The older of the Flower brothers, Andy Flower played from his high school days through to most of his career alongside his younger brother Grant Flower. He was Zimbabwe’s wicket-keeper for more than 10 years and statistically by far the finest batsman the country has fielded. “For a period of about two years from the start of 2000 he was so phenomenally consistent that he has no rival as the best player in Zimbabwe’s history.” (ESPN).
He had two stints as Zimbabwe captain, leading them to their first Test victory against Pakistan in 1994-95, and then becoming the first Zimbabwean to lead a Test tour of England, in 2000. An assured player of fast bowling since his early days as an opener, Flower matured into one of the best players of spin in the world, and on the Indian tour early in 2001 he made 540 runs for twice out. Opposing bowlers targeted him accordingly and after a phenomenal Test against South Africa at Harare, when he made 142 and 199 not out, he suffered a rare slump.
In 2003 Andy Flower and Henry Olonga wore a black armband claiming the reasons, ‘to protest human rights in Zimbabwe and mourn the death of democracy’. This stand led to his retirement from international cricket, and he started playing English County Cricket for Essex. His county cricket career lasted from 2002-2006, he missed the 2007 season due to injury, which opened u a new window: coaching the England team.
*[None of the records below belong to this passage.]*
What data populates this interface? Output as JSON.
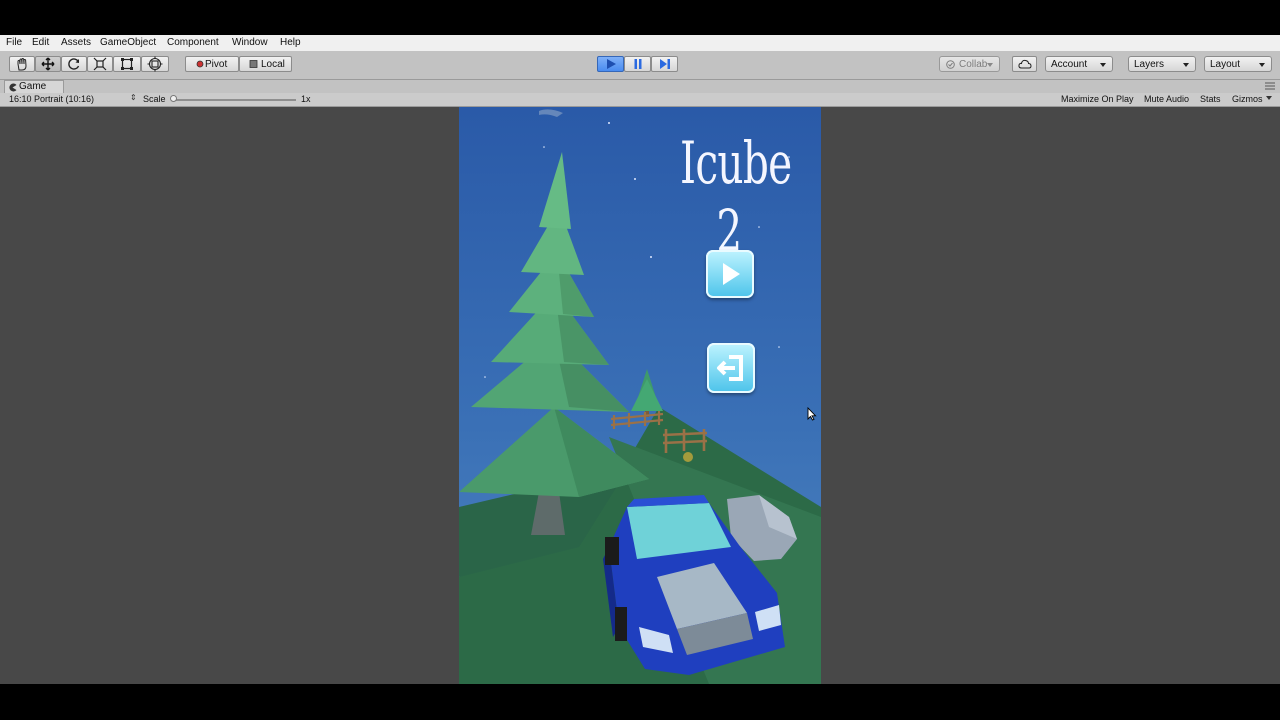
{
  "menu": [
    "File",
    "Edit",
    "Assets",
    "GameObject",
    "Component",
    "Window",
    "Help"
  ],
  "toolbar": {
    "tools": [
      "hand-icon",
      "move-icon",
      "rotate-icon",
      "scale-icon",
      "rect-icon",
      "transform-icon"
    ],
    "pivot_label": "Pivot",
    "local_label": "Local",
    "play_controls": [
      "play-icon",
      "pause-icon",
      "step-icon"
    ],
    "collab_label": "Collab",
    "account_label": "Account",
    "layers_label": "Layers",
    "layout_label": "Layout",
    "play_active_color": "#4a8cf0"
  },
  "game_tab": {
    "label": "Game",
    "aspect": "16:10 Portrait (10:16)",
    "scale_label": "Scale",
    "scale_value": "1x",
    "maximize_label": "Maximize On Play",
    "mute_label": "Mute Audio",
    "stats_label": "Stats",
    "gizmos_label": "Gizmos"
  },
  "game": {
    "title": "Icube 2",
    "play_button_icon": "play-icon",
    "exit_button_icon": "exit-icon",
    "sky_color": "#2c5fae",
    "grass_color": "#2e6b46",
    "car_color": "#1f3fbf"
  }
}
Andy Flower was England’s assistant for two years, and after a bust up between the England captain and the England Coach, he was given the full time coaching job in January 2009. Within his first two years in charge, England won two Ashes campaign, achieved an unmatched level of consistency in ODI, and destroyed India 4-0 in a test series; moving England to No. 1 in the test rankings. Andy Flower was appointed OBE in 2011 for his services to the sport.